Key Class 1: ManagerBasedRlEnv (Lifecycle and Data Flow)

Key Class 1: ManagerBasedRlEnv (Lifecycle and Data Flow)#

This chapter answers one core question: where actions come from, how they enter physics, how obs/reward/done are produced, and how resets happen in the correct order.

Config entrypoint: ManagerBasedRlEnvCfg#

Path: src/mjlab/envs/manager_based_rl_env.py

ManagerBasedRlEnvCfg is not Isaac Lab’s nested @configclass style. It is: a top-level dataclass + multiple dicts (name → term cfg).

# file: src/mjlab/envs/manager_based_rl_env.py
@dataclass(kw_only=True)
class ManagerBasedRlEnvCfg:
    decimation: int                      # physics steps per env step
    scene: SceneCfg                      # terrain + entities + sensors
    observations: dict[str, ObservationGroupCfg]
    actions: dict[str, ActionTermCfg]
    events: dict[str, EventTermCfg] = {...}     # includes reset_scene_to_default by default
    rewards: dict[str, RewardTermCfg] = {}
    terminations: dict[str, TerminationTermCfg] = {}
    commands: dict[str, CommandTermCfg] | None = None
    curriculum: dict[str, CurriculumTermCfg] | None = None
    sim: SimulationCfg = SimulationCfg()
    viewer: ViewerConfig = ViewerConfig()
    episode_length_s: float = 0.0
    is_finite_horizon: bool = False

Three time scales to remember#

physics_dt: MuJoCo timestep (cfg.sim.mujoco.timestep)
step_dt: env control period (physics_dt * decimation)
episode_length: derived from episode_length_s / step_dt (ceil)
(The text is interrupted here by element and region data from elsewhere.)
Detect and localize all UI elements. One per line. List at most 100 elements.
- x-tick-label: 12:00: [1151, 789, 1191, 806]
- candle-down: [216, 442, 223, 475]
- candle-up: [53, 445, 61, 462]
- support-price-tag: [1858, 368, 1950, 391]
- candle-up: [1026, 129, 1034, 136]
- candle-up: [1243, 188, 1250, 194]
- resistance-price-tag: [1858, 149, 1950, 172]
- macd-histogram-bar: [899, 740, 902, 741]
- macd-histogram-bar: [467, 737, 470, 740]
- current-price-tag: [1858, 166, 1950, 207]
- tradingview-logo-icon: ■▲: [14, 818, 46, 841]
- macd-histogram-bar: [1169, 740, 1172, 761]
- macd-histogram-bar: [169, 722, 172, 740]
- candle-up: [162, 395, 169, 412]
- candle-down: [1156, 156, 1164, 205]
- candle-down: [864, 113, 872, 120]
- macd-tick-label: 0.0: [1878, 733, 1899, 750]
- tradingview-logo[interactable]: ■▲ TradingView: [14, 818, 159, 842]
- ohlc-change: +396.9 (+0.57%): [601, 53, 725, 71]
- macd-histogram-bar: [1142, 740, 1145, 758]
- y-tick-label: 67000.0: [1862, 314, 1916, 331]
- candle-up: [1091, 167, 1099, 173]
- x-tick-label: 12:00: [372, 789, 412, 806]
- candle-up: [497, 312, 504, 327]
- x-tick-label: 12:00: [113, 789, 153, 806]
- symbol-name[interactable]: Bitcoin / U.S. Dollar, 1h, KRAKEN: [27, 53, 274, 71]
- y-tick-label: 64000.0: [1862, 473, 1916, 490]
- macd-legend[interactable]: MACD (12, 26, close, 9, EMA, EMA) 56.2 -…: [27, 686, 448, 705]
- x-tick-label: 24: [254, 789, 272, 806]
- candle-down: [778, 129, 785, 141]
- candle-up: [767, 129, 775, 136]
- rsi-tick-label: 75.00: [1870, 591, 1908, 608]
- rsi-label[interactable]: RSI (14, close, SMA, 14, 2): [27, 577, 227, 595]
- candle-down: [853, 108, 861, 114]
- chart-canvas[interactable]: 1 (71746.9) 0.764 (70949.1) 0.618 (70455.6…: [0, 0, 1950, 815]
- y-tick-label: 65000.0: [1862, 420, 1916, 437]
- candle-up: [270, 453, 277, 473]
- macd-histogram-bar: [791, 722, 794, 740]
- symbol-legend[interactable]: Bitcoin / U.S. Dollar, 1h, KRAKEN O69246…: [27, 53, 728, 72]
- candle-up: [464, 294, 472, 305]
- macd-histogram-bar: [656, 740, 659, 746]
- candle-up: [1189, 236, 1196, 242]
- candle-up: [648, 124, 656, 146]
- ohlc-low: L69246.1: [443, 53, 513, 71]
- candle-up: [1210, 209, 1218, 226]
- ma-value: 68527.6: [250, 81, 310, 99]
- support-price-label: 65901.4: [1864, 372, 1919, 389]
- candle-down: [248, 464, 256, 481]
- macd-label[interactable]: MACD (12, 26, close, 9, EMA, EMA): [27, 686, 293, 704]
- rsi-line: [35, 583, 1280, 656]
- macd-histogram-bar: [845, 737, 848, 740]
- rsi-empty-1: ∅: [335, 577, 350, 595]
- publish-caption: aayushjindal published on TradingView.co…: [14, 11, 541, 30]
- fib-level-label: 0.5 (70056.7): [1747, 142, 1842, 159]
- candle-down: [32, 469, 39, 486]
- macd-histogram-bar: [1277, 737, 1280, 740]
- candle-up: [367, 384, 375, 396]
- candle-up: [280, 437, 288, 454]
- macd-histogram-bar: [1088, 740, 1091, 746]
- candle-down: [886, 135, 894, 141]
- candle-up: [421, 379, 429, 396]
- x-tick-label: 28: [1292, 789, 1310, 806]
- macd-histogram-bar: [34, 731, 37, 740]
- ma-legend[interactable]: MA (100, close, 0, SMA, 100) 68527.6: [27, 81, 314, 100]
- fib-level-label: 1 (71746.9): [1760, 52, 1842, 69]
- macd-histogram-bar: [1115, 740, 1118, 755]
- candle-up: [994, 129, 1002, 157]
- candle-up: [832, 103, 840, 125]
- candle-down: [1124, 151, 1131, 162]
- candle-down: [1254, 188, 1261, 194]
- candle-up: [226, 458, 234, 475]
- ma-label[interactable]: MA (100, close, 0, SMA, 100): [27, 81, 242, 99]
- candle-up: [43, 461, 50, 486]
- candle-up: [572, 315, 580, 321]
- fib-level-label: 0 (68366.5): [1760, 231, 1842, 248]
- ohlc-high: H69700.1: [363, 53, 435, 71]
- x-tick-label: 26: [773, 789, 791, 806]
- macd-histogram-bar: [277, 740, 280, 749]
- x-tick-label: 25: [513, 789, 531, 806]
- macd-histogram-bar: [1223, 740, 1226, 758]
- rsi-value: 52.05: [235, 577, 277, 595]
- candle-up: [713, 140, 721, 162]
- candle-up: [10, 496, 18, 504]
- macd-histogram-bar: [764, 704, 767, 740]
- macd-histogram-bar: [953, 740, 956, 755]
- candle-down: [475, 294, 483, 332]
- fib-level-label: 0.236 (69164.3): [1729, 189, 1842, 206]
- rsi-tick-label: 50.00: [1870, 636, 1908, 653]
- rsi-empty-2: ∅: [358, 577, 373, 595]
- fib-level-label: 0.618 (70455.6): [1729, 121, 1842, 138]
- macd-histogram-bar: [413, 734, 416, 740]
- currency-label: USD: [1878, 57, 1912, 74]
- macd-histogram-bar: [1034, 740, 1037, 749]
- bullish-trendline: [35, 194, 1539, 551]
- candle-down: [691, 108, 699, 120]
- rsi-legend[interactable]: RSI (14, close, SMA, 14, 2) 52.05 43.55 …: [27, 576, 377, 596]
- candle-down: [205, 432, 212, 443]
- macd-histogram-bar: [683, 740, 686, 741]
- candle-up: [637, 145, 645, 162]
Env construction: Scene + Simulation + Managers#

ManagerBasedRlEnv.__init__ is intentionally readable, building the system layer-by-layer:

Scene(cfg.scene, device): build MuJoCo MjSpec (terrain/entities/sensors), then compile to MjModel.
Simulation(num_envs, cfg.sim, model, device): place MuJoCo model/data into MJWarp, ready for GPU step/forward/reset.
scene.initialize(mj_model, model, data): bind entities/sensors to simulation data.
load_managers(): assemble cfg dicts into managers (order matters).

Manager loading order (why it matters)#

Path: src/mjlab/envs/manager_based_rl_env.py

# file: src/mjlab/envs/manager_based_rl_env.py
def load_managers(self) -> None:
    # 1) EventManager must come first: it decides which model fields need per-env randomization
    self.event_manager = EventManager(self.cfg.events, self)
    self.sim.expand_model_fields(self.event_manager.domain_randomization_fields)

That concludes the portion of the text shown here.